CURWOOD: It’s Living on Earth. I’m Steve Curwood. And coming up, nature’s lost and found department. But first, his name might not ring a bell for you. But, if you were a farmer from the 1930s to the 1950s, you knew that Milford Beeghly was the King of Corn. That’s because Mr. Beeghly perfected a technique of breeding hybrid seed corn that grew straight and tall and, most of all, produced a high number of ears.

Milford Beeghly starred in his own TV commercials and built a small empire selling his seed to farmers throughout the nation. His contribution to corn and country is the subject of an upcoming PBS documentary. Bruce Barcott reviews "Hybrid: One Man’s Passion for Corn."

BARCOTT: In his faded overalls and feed store cap, Milford Beeghly looks like one of those wizened old timers who congregate in coffee shops during the Iowa caucus season. But Beeghly is no ordinary corn farmer. Back in the 1930s, he began experimenting with corn pollenization. He hoped to create a heartier, better yielding strain that would relieve the hunger of the world.

At that, he succeeded. During the ’40s and ’50s, the Beeghly Hybrid Seed Corn Company spread the gospel of hybrid corn throughout the American Midwest and, ultimately, around the world. Thousands, perhaps millions, avoided starvation because of Beeghly’s advances.

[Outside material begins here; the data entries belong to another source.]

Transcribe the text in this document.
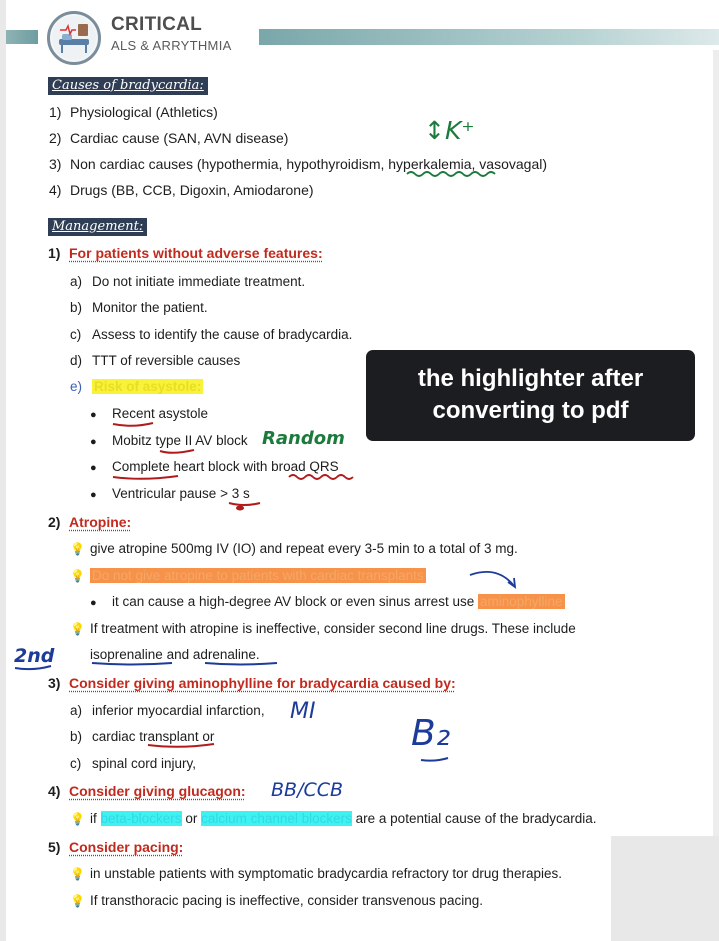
CRITICAL
ALS & ARRYTHMIA
Causes of bradycardia:
1) Physiological (Athletics)
2) Cardiac cause (SAN, AVN disease)
3) Non cardiac causes (hypothermia, hypothyroidism, hyperkalemia, vasovagal)
4) Drugs (BB, CCB, Digoxin, Amiodarone)
Management:
1) For patients without adverse features:
a) Do not initiate immediate treatment.
b) Monitor the patient.
c) Assess to identify the cause of bradycardia.
d) TTT of reversible causes
e) Risk of asystole:
● Recent asystole
● Mobitz type II AV block
● Complete heart block with broad QRS
● Ventricular pause > 3 s
the highlighter after
converting to pdf
2) Atropine:
💡 give atropine 500mg IV (IO) and repeat every 3-5 min to a total of 3 mg.
💡 Do not give atropine to patients with cardiac transplants
● it can cause a high-degree AV block or even sinus arrest use aminophylline
💡 If treatment with atropine is ineffective, consider second line drugs. These include
isoprenaline and adrenaline.
3) Consider giving aminophylline for bradycardia caused by:
a) inferior myocardial infarction,
b) cardiac transplant or
c) spinal cord injury,
4) Consider giving glucagon:
💡 if beta-blockers or calcium channel blockers are a potential cause of the bradycardia.
5) Consider pacing:
💡 in unstable patients with symptomatic bradycardia refractory tor drug therapies.
💡 If transthoracic pacing is ineffective, consider transvenous pacing.
↕K⁺
Random
2nd
MI
B₂
BB/CCB
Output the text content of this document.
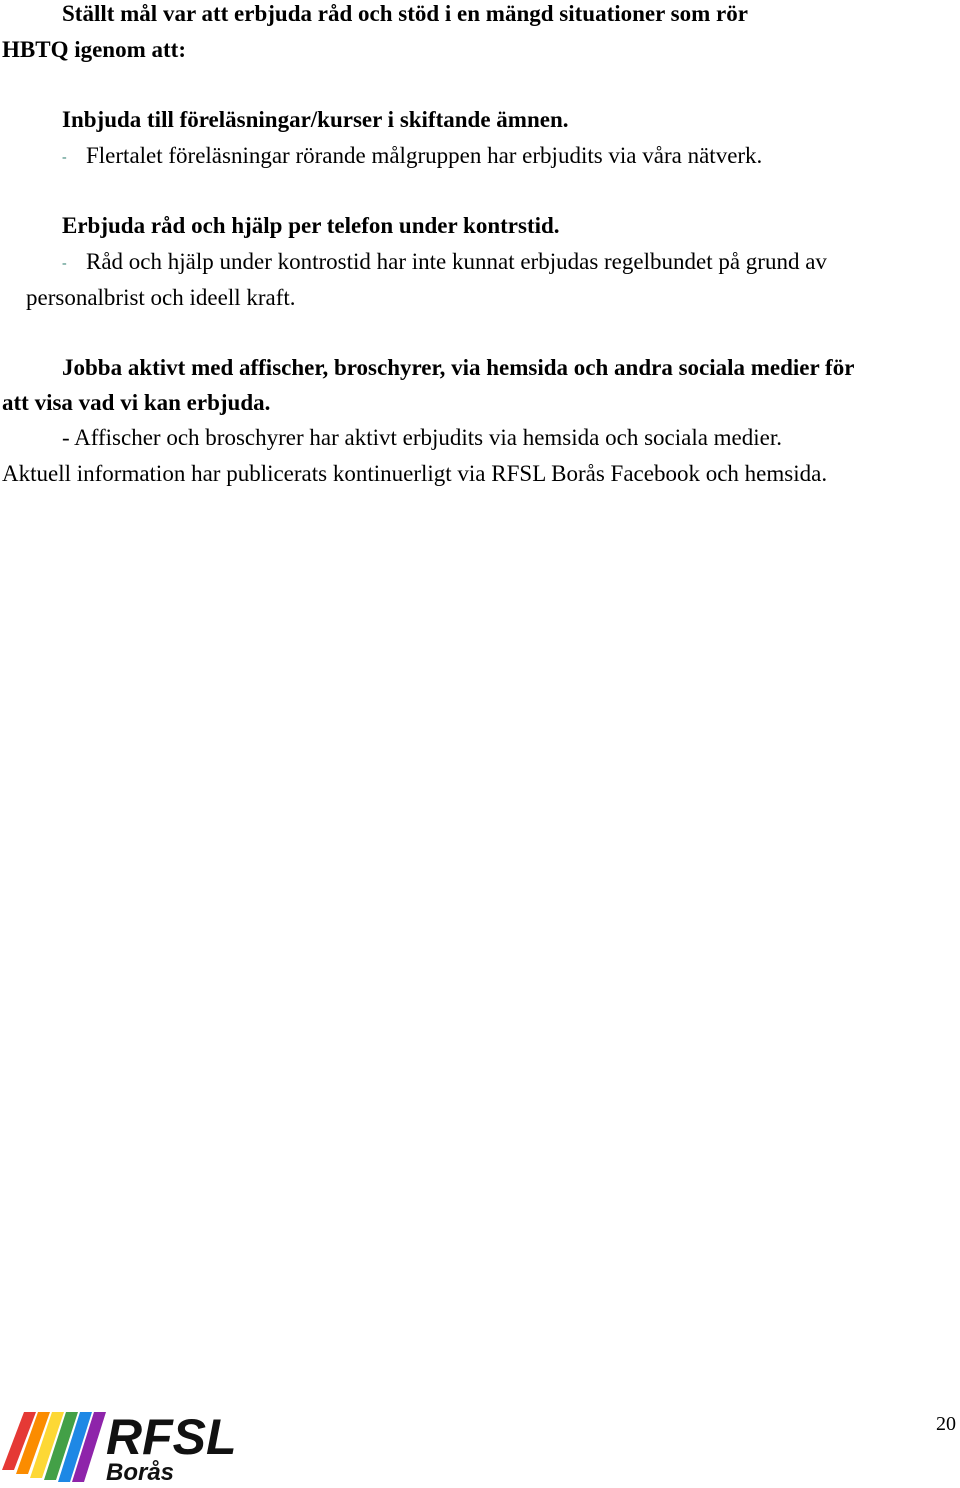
Ställt mål var att erbjuda råd och stöd i en mängd situationer som rör

HBTQ igenom att:

Inbjuda till föreläsningar/kurser i skiftande ämnen.

- Flertalet föreläsningar rörande målgruppen har erbjudits via våra nätverk.

Erbjuda råd och hjälp per telefon under kontrstid.

- Råd och hjälp under kontrostid har inte kunnat erbjudas regelbundet på grund av

personalbrist och ideell kraft.

Jobba aktivt med affischer, broschyrer, via hemsida och andra sociala medier för

att visa vad vi kan erbjuda.

- Affischer och broschyrer har aktivt erbjudits via hemsida och sociala medier.

Aktuell information har publicerats kontinuerligt via RFSL Borås Facebook och hemsida.

RFSL
Borås
20
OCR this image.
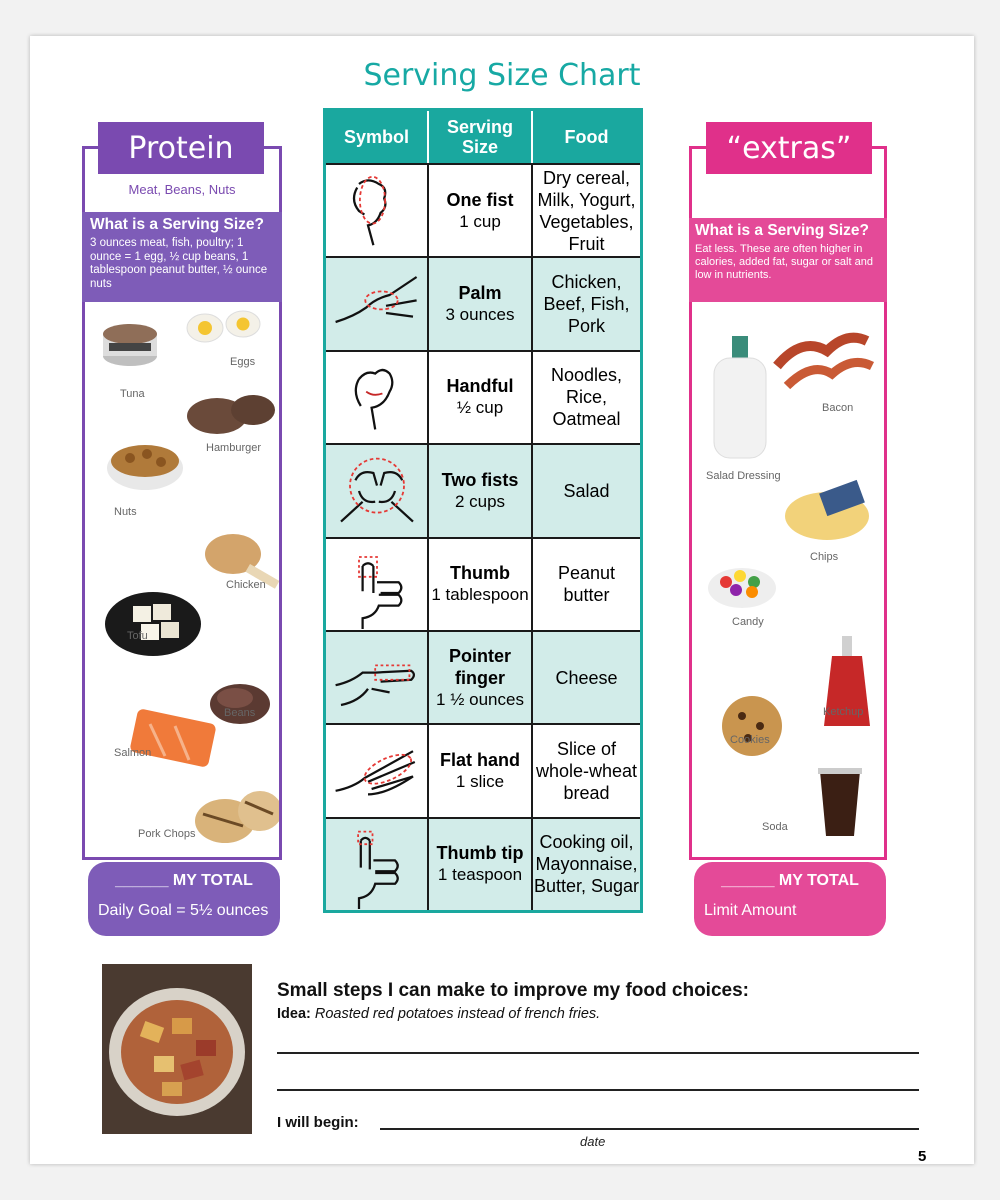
Serving Size Chart
Protein
Meat, Beans, Nuts
What is a Serving Size?
3 ounces meat, fish, poultry; 1 ounce = 1 egg, ½ cup beans, 1 tablespoon peanut butter, ½ ounce nuts
Eggs
Tuna
Hamburger
Nuts
Chicken
Tofu
Beans
Salmon
Pork Chops
______ MY TOTAL
Daily Goal = 5½ ounces
Symbol	Serving Size	Food
One fist
1 cup
Dry cereal, Milk, Yogurt, Vegetables, Fruit
Palm
3 ounces
Chicken, Beef, Fish, Pork
Handful
½ cup
Noodles, Rice, Oatmeal
Two fists
2 cups
Salad
Thumb
1 tablespoon
Peanut butter
Pointer finger
1 ½ ounces
Cheese
Flat hand
1 slice
Slice of whole-wheat bread
Thumb tip
1 teaspoon
Cooking oil, Mayonnaise, Butter, Sugar
“extras”
What is a Serving Size?
Eat less. These are often higher in calories, added fat, sugar or salt and low in nutrients.
Bacon
Salad Dressing
Chips
Candy
Ketchup
Cookies
Soda
______ MY TOTAL
Limit Amount
Small steps I can make to improve my food choices:
Idea: Roasted red potatoes instead of french fries.
I will begin:
date
5
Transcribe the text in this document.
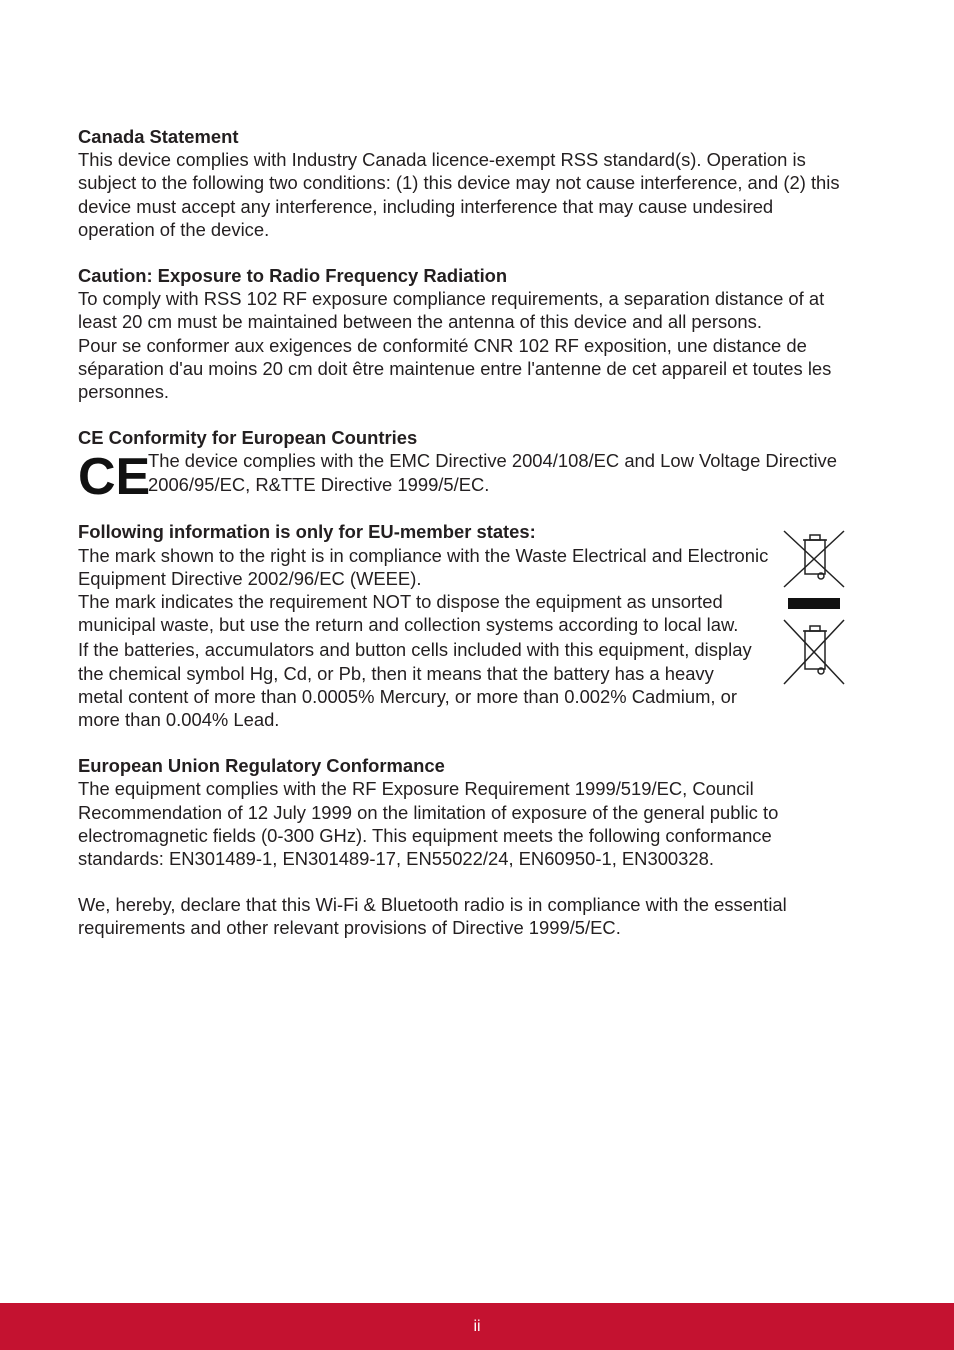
Canada Statement

This device complies with Industry Canada licence-exempt RSS standard(s). Operation is subject to the following two conditions: (1) this device may not cause interference, and (2) this device must accept any interference, including interference that may cause undesired operation of the device.

Caution: Exposure to Radio Frequency Radiation

To comply with RSS 102 RF exposure compliance requirements, a separation distance of at least 20 cm must be maintained between the antenna of this device and all persons.

Pour se conformer aux exigences de conformité CNR 102 RF exposition, une distance de séparation d'au moins 20 cm doit être maintenue entre l'antenne de cet appareil et toutes les personnes.

CE Conformity for European Countries

CE

The device complies with the EMC Directive 2004/108/EC and Low Voltage Directive 2006/95/EC, R&TTE Directive 1999/5/EC.

Following information is only for EU-member states:

The mark shown to the right is in compliance with the Waste Electrical and Electronic Equipment Directive 2002/96/EC (WEEE).

The mark indicates the requirement NOT to dispose the equipment as unsorted municipal waste, but use the return and collection systems according to local law.

If the batteries, accumulators and button cells included with this equipment, display the chemical symbol Hg, Cd, or Pb, then it means that the battery has a heavy metal content of more than 0.0005% Mercury, or more than 0.002% Cadmium, or more than 0.004% Lead.

European Union Regulatory Conformance

The equipment complies with the RF Exposure Requirement 1999/519/EC, Council Recommendation of 12 July 1999 on the limitation of exposure of the general public to electromagnetic fields (0-300 GHz). This equipment meets the following conformance standards: EN301489-1, EN301489-17, EN55022/24, EN60950-1, EN300328.

We, hereby, declare that this Wi-Fi & Bluetooth radio is in compliance with the essential requirements and other relevant provisions of Directive 1999/5/EC.

ii
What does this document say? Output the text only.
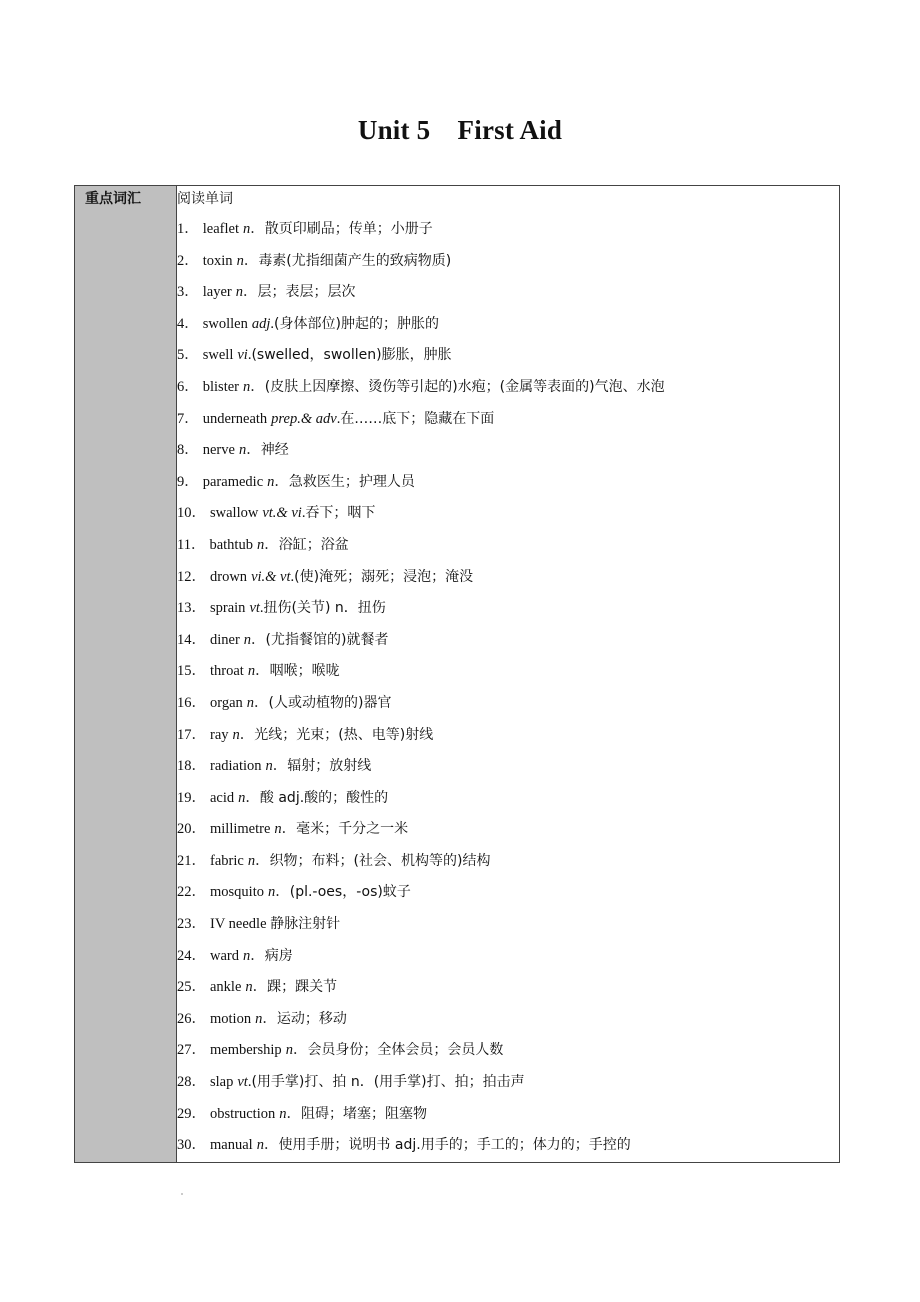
Unit 5　First Aid
重点词汇	阅读单词
1． leaflet n．散页印刷品；传单；小册子
2． toxin n．毒素(尤指细菌产生的致病物质)
3． layer n．层；表层；层次
4． swollen adj.(身体部位)肿起的；肿胀的
5． swell vi.(swelled，swollen)膨胀，肿胀
6． blister n．(皮肤上因摩擦、烫伤等引起的)水疱；(金属等表面的)气泡、水泡
7． underneath prep.& adv.在……底下；隐藏在下面
8． nerve n．神经
9． paramedic n．急救医生；护理人员
10． swallow vt.& vi.吞下；咽下
11． bathtub n．浴缸；浴盆
12． drown vi.& vt.(使)淹死；溺死；浸泡；淹没
13． sprain vt.扭伤(关节) n．扭伤
14． diner n．(尤指餐馆的)就餐者
15． throat n．咽喉；喉咙
16． organ n．(人或动植物的)器官
17． ray n．光线；光束；(热、电等)射线
18． radiation n．辐射；放射线
19． acid n．酸 adj.酸的；酸性的
20． millimetre n．毫米；千分之一米
21． fabric n．织物；布料；(社会、机构等的)结构
22． mosquito n．(pl.-oes，-os)蚊子
23． IV needle 静脉注射针
24． ward n．病房
25． ankle n．踝；踝关节
26． motion n．运动；移动
27． membership n．会员身份；全体会员；会员人数
28． slap vt.(用手掌)打、拍 n．(用手掌)打、拍；拍击声
29． obstruction n．阻碍；堵塞；阻塞物
30． manual n．使用手册；说明书 adj.用手的；手工的；体力的；手控的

But as Milford Beeghly obsessed about creating a more perfect kernel, his own family withered on the vine. At that, at its heart, is what Monteith McCollum’s remarkable one-hour film "Hybrid" is about.

McCollum happens to be Milford Beeghly ’s grandson. He tells his grandfather’s story in a series of interviews with Beeghly’s children, and the old man himself, who was in his late 90s and still sharp as a pitchfork when "Hybrid" was made.

Don’t expect another Ken Burns’ sepia photofest, though. McCollum shot the whole film in black and white, and combined stop-action montages, eerie landscape portraits, the use of crackling phone lines, and a haunting violin score to create a documentary flavored with the creepiness of a David Lynch film.

"Hybrid" never directly confronts today’s controversy over genetically engineered crops. But the parallels between the alarm raised by Milford Beeghly’s hybrid corn and today’s Frankenfood fears are too obvious to miss. Back in Beeghly ’s day, his crude cross-pollenization techniques were condemned as "unnatural," even sinful.

BEEGHLY [ON TV]: We spoke of the dangers of closed in breeding as if it were wicked. Indeed, orthodox agronomists called it "plant incest."

BARCOTT: Beeghly overcame this resistance with relentless salesmanship. He pitched in person, and also in some hilariously corny television ads.





BEEGLHY [ON TV]: Let me introduce myself. I’m Milford Beeghly of Beeghly Best Hybrids. Better order your corn now from your local dealer.

BARCOTT: If you I mightthink Beeghly ’s TV persona sounds repressed, you should have seen him at home. Around the dinner table, his wife and three kids were lucky to get two sentences out of the old man. All their years on the farm, Beeghly ’s children watched him steal time away from them, and lavish it on his beloved corn.

"I think he related to his plants where he couldn’t relate to us," says one daughter who hints that she ended up working out her relationship to dad in therapy.

Monteith McCollum started out to make a film about the creation of hybrid corn. But somewhere along the way he unearthed an even better tale--the poignant story of lonely Midwesterners isolated by geography and culture, yearning for the comfort of human contact.

CURWOOD: Reviewer Bruce Barcott writes about the environment for Outside Magazine.